Configuration Options

Tensoras gives you control over the key components of the RAG pipeline:

  • Chunking strategy — choose semantic, fixed-size, recursive, or hierarchical chunking. See Chunking Strategies.
  • Search type — hybrid (default), vector-only, or keyword-only. See Hybrid Search.
  • Reranking — optional second-pass reranking for improved relevance. See Hybrid Search.
  • Connectors — configure sync schedules and incremental updates for each data source.
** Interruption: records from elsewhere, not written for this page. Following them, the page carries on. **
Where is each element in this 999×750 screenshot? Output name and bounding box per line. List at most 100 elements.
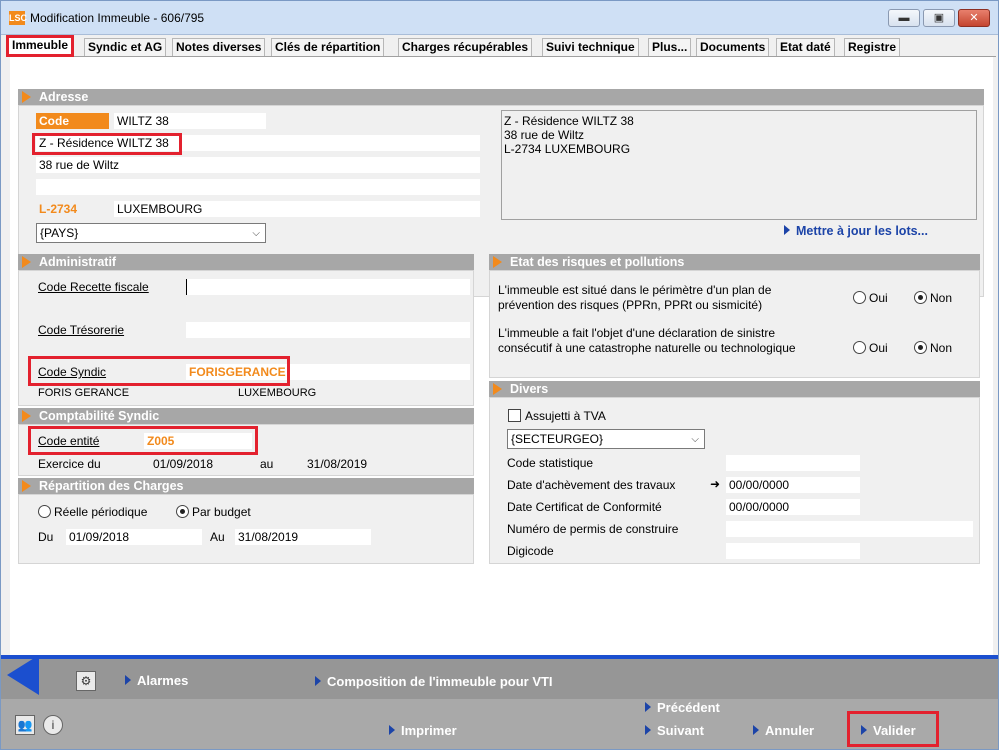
digicode-field[interactable] [726,543,860,559]
tab-etat-date[interactable]: Etat daté [776,38,835,56]
preview-line-1: Z - Résidence WILTZ 38 [504,114,634,128]
chevron-down-icon: ⌵ [252,228,260,239]
code-statistique-field[interactable] [726,455,860,471]
annuler-label: Annuler [765,723,815,738]
update-lots-label: Mettre à jour les lots... [796,224,928,238]
syndic-name: FORIS GERANCE [38,387,130,399]
info-icon[interactable]: i [43,715,63,735]
radio-q1-oui[interactable] [853,291,866,304]
city-field[interactable]: LUXEMBOURG [114,201,480,217]
option-budget-label: Par budget [192,505,251,519]
title-bar: LSC Modification Immeuble - 606/795 ▬ ▣ … [1,1,998,35]
divers-header: Divers [489,381,980,397]
repartition-header: Répartition des Charges [18,478,474,494]
exercice-to: 31/08/2019 [307,457,368,471]
risques-q1-line2: prévention des risques (PPRn, PPRt ou si… [498,298,763,312]
app-logo-icon: LSC [9,11,27,25]
tab-suivi-technique[interactable]: Suivi technique [542,38,639,56]
du-field[interactable]: 01/09/2018 [66,529,202,545]
close-button[interactable]: ✕ [958,9,990,27]
tva-checkbox[interactable]: Assujetti à TVA [508,409,606,423]
radio-budget[interactable] [176,505,189,518]
q2-non[interactable]: Non [914,341,952,355]
permis-label: Numéro de permis de construire [507,522,679,536]
du-label: Du [38,530,54,544]
settings-icon[interactable]: ⚙ [76,671,96,691]
au-label: Au [210,530,225,544]
radio-q2-non[interactable] [914,341,927,354]
precedent-button[interactable]: Précédent [645,700,720,715]
arrow-right-icon [645,725,651,735]
precedent-label: Précédent [657,700,720,715]
window-title: Modification Immeuble - 606/795 [30,11,205,25]
radio-q1-non[interactable] [914,291,927,304]
exercice-au-label: au [260,457,274,471]
arrow-right-icon [645,702,651,712]
tab-bar: Immeuble Syndic et AG Notes diverses Clé… [6,35,996,57]
composition-button[interactable]: Composition de l'immeuble pour VTI [315,674,553,689]
certificat-label: Date Certificat de Conformité [507,500,662,514]
option-budget[interactable]: Par budget [176,505,251,519]
radio-reelle[interactable] [38,505,51,518]
arrow-right-icon [753,725,759,735]
collapse-arrow-icon[interactable] [7,655,39,695]
composition-label: Composition de l'immeuble pour VTI [327,674,553,689]
comptabilite-header: Comptabilité Syndic [18,408,474,424]
suivant-button[interactable]: Suivant [645,723,704,738]
tva-label: Assujetti à TVA [525,409,606,423]
alarmes-label: Alarmes [137,673,189,688]
address-line2-field[interactable]: 38 rue de Wiltz [36,157,480,173]
risques-header: Etat des risques et pollutions [489,254,980,270]
q2-oui[interactable]: Oui [853,341,888,355]
radio-q2-oui[interactable] [853,341,866,354]
tresorerie-field[interactable] [186,322,470,338]
recette-fiscale-field[interactable] [186,279,470,295]
recette-fiscale-label[interactable]: Code Recette fiscale [38,280,149,294]
imprimer-button[interactable]: Imprimer [389,723,457,738]
alarmes-button[interactable]: Alarmes [125,673,188,688]
highlight-syndic [28,356,290,386]
tab-registre[interactable]: Registre [844,38,901,56]
tab-cles-repartition[interactable]: Clés de répartition [271,38,385,56]
tab-plus[interactable]: Plus... [648,38,692,56]
tab-immeuble[interactable]: Immeuble [6,35,75,57]
tab-syndic-ag[interactable]: Syndic et AG [84,38,167,56]
arrow-right-icon [125,675,131,685]
au-field[interactable]: 31/08/2019 [235,529,371,545]
tab-notes-diverses[interactable]: Notes diverses [172,38,266,56]
tresorerie-label[interactable]: Code Trésorerie [38,323,124,337]
tab-charges-recuperables[interactable]: Charges récupérables [398,38,533,56]
risques-question-2: L'immeuble a fait l'objet d'une déclarat… [498,326,796,356]
preview-line-3: L-2734 LUXEMBOURG [504,142,631,156]
update-lots-link[interactable]: Mettre à jour les lots... [784,224,928,238]
maximize-button[interactable]: ▣ [923,9,955,27]
annuler-button[interactable]: Annuler [753,723,814,738]
users-icon[interactable]: 👥 [15,715,35,735]
permis-field[interactable] [726,521,973,537]
q1-non[interactable]: Non [914,291,952,305]
footer-bar: ⚙ Alarmes Composition de l'immeuble pour… [1,655,998,749]
preview-line-2: 38 rue de Wiltz [504,128,585,142]
code-field[interactable]: WILTZ 38 [114,113,266,129]
arrow-right-icon [784,225,790,235]
achevement-field[interactable]: 00/00/0000 [726,477,860,493]
certificat-field[interactable]: 00/00/0000 [726,499,860,515]
postal-code-field[interactable]: L-2734 [36,201,110,217]
main-window: LSC Modification Immeuble - 606/795 ▬ ▣ … [0,0,999,750]
q1-oui[interactable]: Oui [853,291,888,305]
arrow-right-icon [389,725,395,735]
risques-q2-line1: L'immeuble a fait l'objet d'une déclarat… [498,326,776,340]
risques-question-1: L'immeuble est situé dans le périmètre d… [498,283,771,313]
tab-documents[interactable]: Documents [696,38,770,56]
code-label: Code [36,113,109,129]
address-line3-field[interactable] [36,179,480,195]
option-reelle[interactable]: Réelle périodique [38,505,147,519]
country-select[interactable]: {PAYS} ⌵ [36,223,266,243]
arrow-right-icon [315,676,321,686]
minimize-button[interactable]: ▬ [888,9,920,27]
digicode-label: Digicode [507,544,554,558]
secteur-select[interactable]: {SECTEURGEO} ⌵ [507,429,705,449]
q1-non-label: Non [930,291,953,305]
suivant-label: Suivant [657,723,704,738]
tva-check[interactable] [508,409,521,422]
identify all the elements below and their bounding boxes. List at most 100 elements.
See Connectors.

Agentic RAG with the Responses API

For more complex retrieval workflows, use the Responses API. It runs a multi-turn agentic loop where the model decides when and how to search your Knowledge Bases, can issue multiple searches, and produces a final answer — all in a single request.

response = client.responses.create(
    model="llama-3.3-70b",
    input="Compare our Q3 and Q4 revenue numbers.",
    instructions="Answer based only on the provided documents.",
    tools=[{
        "type": "file_search",
        "file_search": {
            "knowledge_base_ids": ["kb_finance_2024"],
            "max_results": 10,
            "rerank": True,
        },
    }],
    max_turns=5,
)

This is the recommended approach for agentic workflows that combine LLM reasoning with knowledge base retrieval.